I was truly enjoying the silence, the food was delicious. I learned to control my portion sizes and finally came to the realisation that I didn't need to consume 4 servings of lunch. Although, sometimes it was hard. The food was SENSATIONAL (Ha ha ha, I've been waiting to bust that one out!). Beautifully prepared vegetarian meals ranging from lasagna, to super soups, marinated tempeh, tofu and an abundance of fresh vegetables. My desire to cook has only intensified!

The next day...

Day 10

... we were allowed to speak! This was news. I was excited at first, but when we started talking, I must say that I preferred the silence. The Noble Silence ended after the group morning meditation and it was definitely harder to focus and concentrate after chatting to the guys you had been walking past and ignoring for 10 days. We were told it is to ease us back into society, which makes sense. 

That night ice cream was served after dinner (and yes there was a dinner as well. This day rocked!) and I had 3 bowls. Woops. Come 6pm group meditation I was hunched over, a bloated balloon in a sugar coma. 

We were allowed to speak that evening, and mingle with the opposite sex in the dining area until 10pm. I chose to go to bed at 8:30pm, after the discourse. Which I forgot to mention! The discourse was just a video of Mr. Goenka explaining what we had gone through that day, what was learned, helping break it all down and pretty much answering the burning questions running through our minds. 

Day 11

The day prior there was a little meeting to dish out some tasks that were needed to be done before we left, organising ride shares (which worked out fabulously!) and making some donations. The course is solely run on donations. There is no advertising done and you can only donate once you have completed a 10 day sitting. If you only complete half of it and feel compelled to pay for at least your food and boarding, then no dice. AND people did drop off! Out of the men, FOUR dropped off throughout the course. I later found out that only one female left.
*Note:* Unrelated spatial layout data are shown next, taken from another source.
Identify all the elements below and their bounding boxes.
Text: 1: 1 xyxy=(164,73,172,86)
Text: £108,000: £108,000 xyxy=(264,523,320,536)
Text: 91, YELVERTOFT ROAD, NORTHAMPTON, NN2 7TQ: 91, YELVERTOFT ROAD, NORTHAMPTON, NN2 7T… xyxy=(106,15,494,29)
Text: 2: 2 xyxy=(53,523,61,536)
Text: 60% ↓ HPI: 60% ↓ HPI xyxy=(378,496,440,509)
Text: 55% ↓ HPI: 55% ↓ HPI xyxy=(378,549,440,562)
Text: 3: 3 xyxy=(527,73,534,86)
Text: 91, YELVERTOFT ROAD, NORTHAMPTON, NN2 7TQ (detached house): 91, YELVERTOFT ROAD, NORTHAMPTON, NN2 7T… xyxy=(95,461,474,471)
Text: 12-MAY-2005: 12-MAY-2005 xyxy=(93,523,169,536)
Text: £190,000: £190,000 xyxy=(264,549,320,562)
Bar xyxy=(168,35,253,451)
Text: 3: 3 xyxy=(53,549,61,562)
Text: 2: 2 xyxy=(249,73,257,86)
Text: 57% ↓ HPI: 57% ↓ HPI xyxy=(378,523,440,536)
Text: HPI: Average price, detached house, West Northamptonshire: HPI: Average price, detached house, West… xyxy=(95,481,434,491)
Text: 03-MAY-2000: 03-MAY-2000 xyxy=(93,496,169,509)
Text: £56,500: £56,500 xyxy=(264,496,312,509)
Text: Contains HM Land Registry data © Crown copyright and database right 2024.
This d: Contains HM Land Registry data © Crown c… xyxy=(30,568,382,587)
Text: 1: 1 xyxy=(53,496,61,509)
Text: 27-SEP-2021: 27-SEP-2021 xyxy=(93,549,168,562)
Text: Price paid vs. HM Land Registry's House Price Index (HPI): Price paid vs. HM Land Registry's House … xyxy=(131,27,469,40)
That does not at all suggest that females are more resilient!

The rest is history! The days went by so slowly, but the 10 days feel so long ago now, but the experience is still fresh in my mind. I have kept up with my daily meditating, it is definitely a lot harder than in the perfect environment created by the volunteers at the course. I don't know if I will sustain it, but I don't think that it matters right now. It's the small things. Since arriving here in Victoria I have found myself a lot more content and happier being just by myself, doing my own thing. 

That's a story for another day though... 

The experience has definitely left a profound impact on me and I'm definitely flying the Vipassana flag. 


This is my personal experience and completely my own perspective. I have only covered the very basics of my experience. I'd gladly answer any questions about the course. 

http://www.dhamma.org/en/art.shtml

If you are interested at all, or skeptical. Please give that link a read. 

Bhavatu Sabba Mangalam

Tags: 10 days, meditation, silence, vipassana

Comments

1

Hmm. Hmm. Did not read it all yet, but interesting so far. I may be off to do it soon.

  Raymond May 17, 2012 3:02 AM

2

I enjoyed your well written journals on Vipassana, James ... and I might even check out the link you've provided, one of these days!!! Keep up the gr8 journals ...they're really quite informative and entertaining!!!